The vine has traveled widely in the past two centuries, ending up in Australia, Argentina and California, most likely following Italian migration patterns. It has this in common with Nebbiolo, although Barbera has adapted much more readily to these new environments than its fussy Piedmontese cousin, and is now responsible for wines of high quality in each of these countries. As with Nebbiolo, there is considerable debate over how Barbera is best treated, with traditionalists arguing in favor of longer maceration and less oak, and modernists championing rounder, more approachable wines softened by time in barrel.
Being naturally high in acidity, Barbera can be grown in warmer climates without producing overblown, flat wines. Even warmer sites in Sonoma Valley and the Sierra Foothills of California have produced balanced Barbera-based wines. This acidity complements the cherry flavors found in typical Barbera, and has contributed to the (largely justified) stereotype of Italian red wines as being ripe, bright and tangy rather than voluptuous and earthy.
When young, most Barbera wines have a bright red cherry character, distinguished from Nebbiolo (which often overshadows Barbera) by softer tannins and a certain roundness.
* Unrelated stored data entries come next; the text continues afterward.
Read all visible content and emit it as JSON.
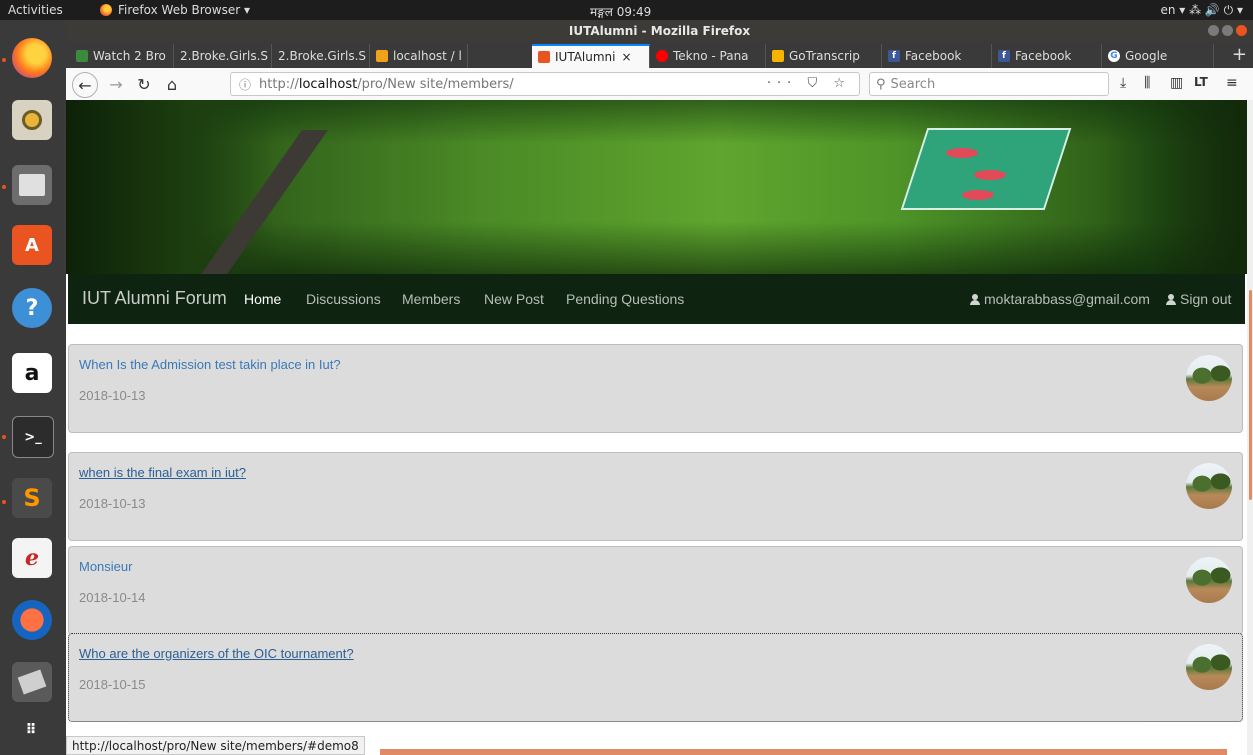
{
  "topbar": {
    "activities": "Activities",
    "app_menu": "Firefox Web Browser ▾",
    "clock": "मङ्गल 09:49",
    "indicators": "en ▾   ⁂  🔊  ⏻ ▾"
  },
  "window": {
    "title": "IUTAlumni - Mozilla Firefox"
  },
  "tabs": [
    {
      "label": "Watch 2 Bro",
      "favicon_color": "#3b8a3e"
    },
    {
      "label": "2.Broke.Girls.S",
      "favicon_color": ""
    },
    {
      "label": "2.Broke.Girls.S",
      "favicon_color": ""
    },
    {
      "label": "localhost / l",
      "favicon_color": "#f0a21b"
    },
    {
      "label": "IUTAlumni",
      "favicon_color": "#e95420",
      "active": true
    },
    {
      "label": "Tekno - Pana",
      "favicon_color": "#ff0000"
    },
    {
      "label": "GoTranscrip",
      "favicon_color": "#f4b400"
    },
    {
      "label": "Facebook",
      "favicon_color": "#3b5998",
      "favicon_glyph": "f"
    },
    {
      "label": "Facebook",
      "favicon_color": "#3b5998",
      "favicon_glyph": "f"
    },
    {
      "label": "Google",
      "favicon_color": "#4285f4",
      "favicon_glyph": "G"
    }
  ],
  "navbar": {
    "url_prefix": "http://",
    "url_host": "localhost",
    "url_path": "/pro/New site/members/",
    "url_actions": "··· ⛉ ☆",
    "search_placeholder": "Search"
  },
  "site": {
    "brand": "IUT Alumni Forum",
    "nav": [
      "Home",
      "Discussions",
      "Members",
      "New Post",
      "Pending Questions"
    ],
    "user_email": "moktarabbass@gmail.com",
    "sign_out": "Sign out"
  },
  "posts": [
    {
      "title": "When Is the Admission test takin place in Iut?",
      "date": "2018-10-13"
    },
    {
      "title": "when is the final exam in iut?",
      "date": "2018-10-13"
    },
    {
      "title": "Monsieur",
      "date": "2018-10-14"
    },
    {
      "title": "Who are the organizers of the OIC tournament?",
      "date": "2018-10-15"
    }
  ],
  "status_bar": {
    "link_url": "http://localhost/pro/New site/members/#demo8"
  },
  "colors": {
    "accent": "#e95420",
    "nav_bg": "#0f2410",
    "link": "#3a79b8",
    "post_bg": "#dcdcdc"
  }
}
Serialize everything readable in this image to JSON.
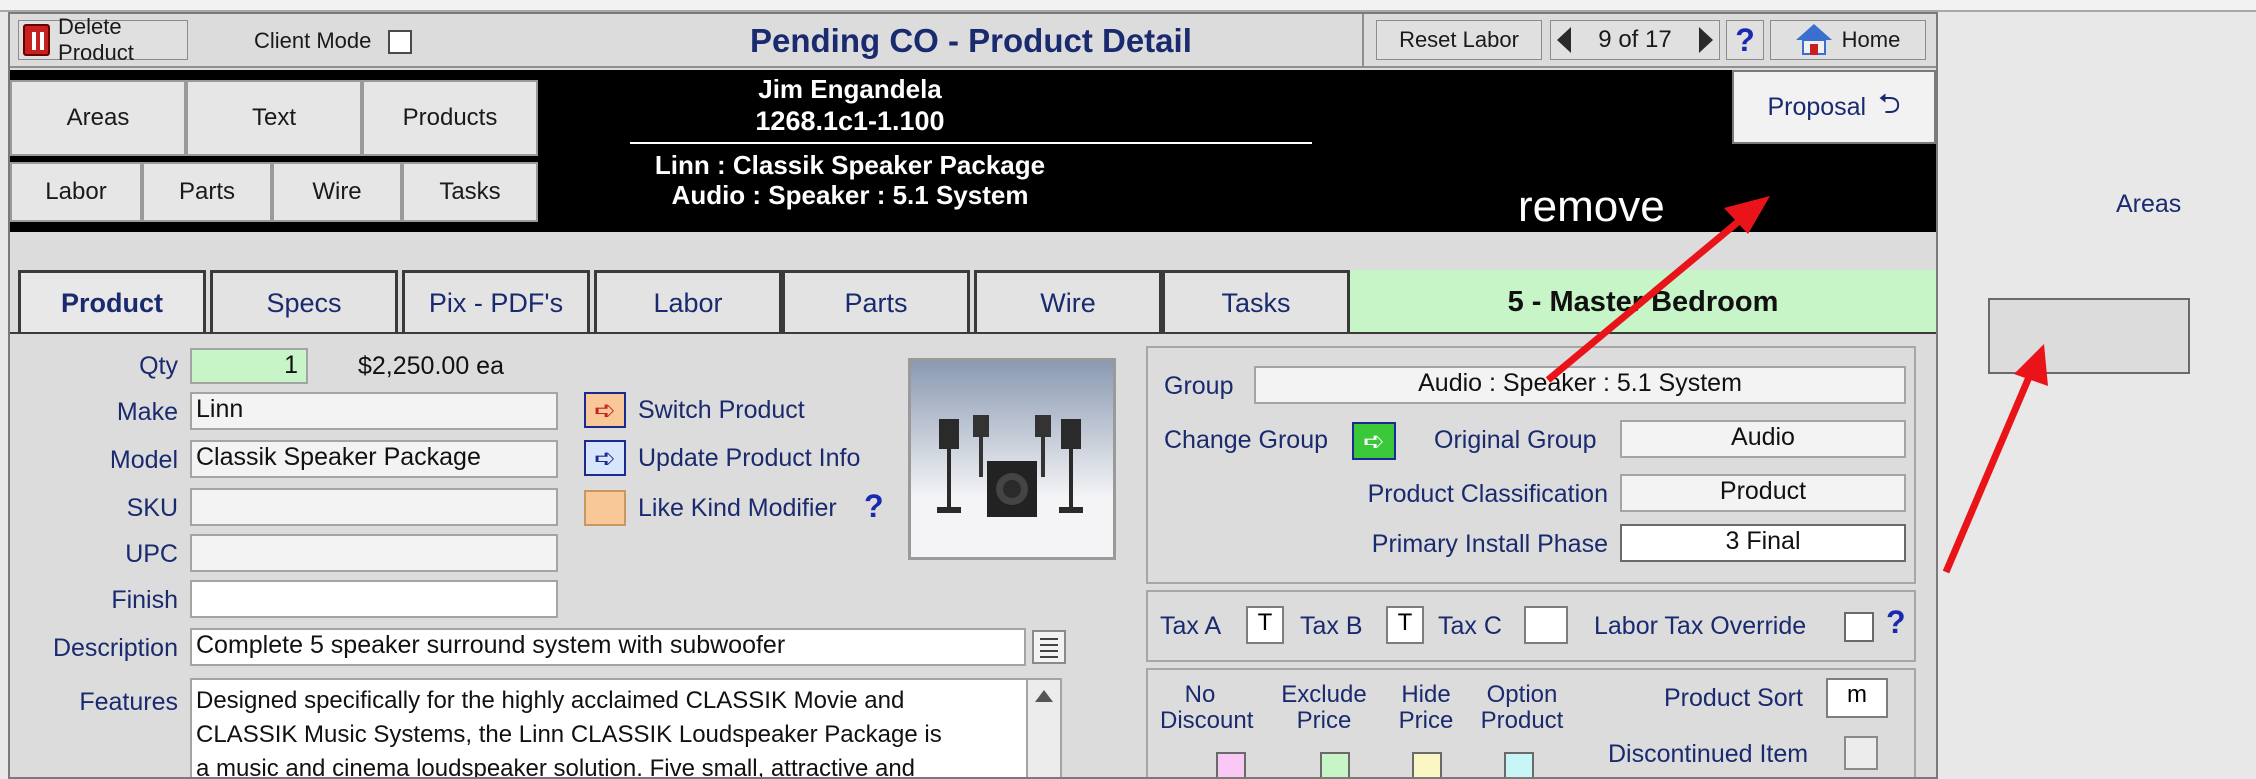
{
  "header": {
    "delete_label": "Delete Product",
    "client_mode_label": "Client Mode",
    "title": "Pending CO - Product Detail",
    "reset_labor": "Reset Labor",
    "record_position": "9 of 17",
    "help_glyph": "?",
    "home_label": "Home"
  },
  "nav_buttons": {
    "areas": "Areas",
    "text": "Text",
    "products": "Products",
    "labor": "Labor",
    "parts": "Parts",
    "wire": "Wire",
    "tasks": "Tasks"
  },
  "customer": {
    "name": "Jim Engandela",
    "project_number": "1268.1c1-1.100",
    "product_line1": "Linn : Classik Speaker Package",
    "product_line2": "Audio : Speaker : 5.1 System"
  },
  "proposal_label": "Proposal",
  "annotation": {
    "remove": "remove"
  },
  "right_panel": {
    "areas_label": "Areas"
  },
  "tabs": [
    {
      "label": "Product"
    },
    {
      "label": "Specs"
    },
    {
      "label": "Pix - PDF's"
    },
    {
      "label": "Labor"
    },
    {
      "label": "Parts"
    },
    {
      "label": "Wire"
    },
    {
      "label": "Tasks"
    }
  ],
  "room_label": "5 - Master Bedroom",
  "product": {
    "qty_label": "Qty",
    "qty_value": "1",
    "price": "$2,250.00 ea",
    "make_label": "Make",
    "make_value": "Linn",
    "model_label": "Model",
    "model_value": "Classik Speaker Package",
    "sku_label": "SKU",
    "sku_value": "",
    "upc_label": "UPC",
    "upc_value": "",
    "finish_label": "Finish",
    "finish_value": "",
    "description_label": "Description",
    "description_value": "Complete 5 speaker surround system with subwoofer",
    "features_label": "Features",
    "features_line1": "Designed specifically for the highly acclaimed CLASSIK Movie and",
    "features_line2": "CLASSIK Music Systems, the Linn CLASSIK Loudspeaker Package is",
    "features_line3": "a music and cinema loudspeaker solution. Five small, attractive and",
    "switch_product": "Switch Product",
    "update_product_info": "Update Product Info",
    "like_kind_modifier": "Like Kind Modifier",
    "help_glyph": "?"
  },
  "group_panel": {
    "group_label": "Group",
    "group_value": "Audio : Speaker : 5.1 System",
    "change_group_label": "Change Group",
    "original_group_label": "Original Group",
    "original_group_value": "Audio",
    "classification_label": "Product Classification",
    "classification_value": "Product",
    "install_phase_label": "Primary Install Phase",
    "install_phase_value": "3 Final"
  },
  "tax_panel": {
    "tax_a_label": "Tax A",
    "tax_a_value": "T",
    "tax_b_label": "Tax B",
    "tax_b_value": "T",
    "tax_c_label": "Tax C",
    "tax_c_value": "",
    "labor_tax_override_label": "Labor Tax Override",
    "help_glyph": "?"
  },
  "flags_panel": {
    "no_discount_line1": "No",
    "no_discount_line2": "Discount",
    "exclude_price_line1": "Exclude",
    "exclude_price_line2": "Price",
    "hide_price_line1": "Hide",
    "hide_price_line2": "Price",
    "option_product_line1": "Option",
    "option_product_line2": "Product",
    "product_sort_label": "Product Sort",
    "product_sort_value": "m",
    "discontinued_label": "Discontinued Item"
  },
  "colors": {
    "title_blue": "#1a2a6e",
    "room_green": "#c8f5c8",
    "qty_green": "#c8f5c8",
    "annotation_red": "#e8141a",
    "no_discount": "#f9c8f5",
    "exclude_price": "#c8f5c8",
    "hide_price": "#fbf7c4",
    "option_product": "#c8f5f5",
    "like_kind_orange": "#f9c898"
  }
}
When matured in barrel and allowed to age in bottle for a few years, this turns to a denser, sour-cherry note. A warm Merlot-like plumminess is also commonly detectable, although the variety is more closely related to Mourvedre than Merlot. When overheated, a Barbera vine will produce comparatively flat, dull wines with notes of baked prunes and raisins, while its trademark cherry flavors turn towards kirsch.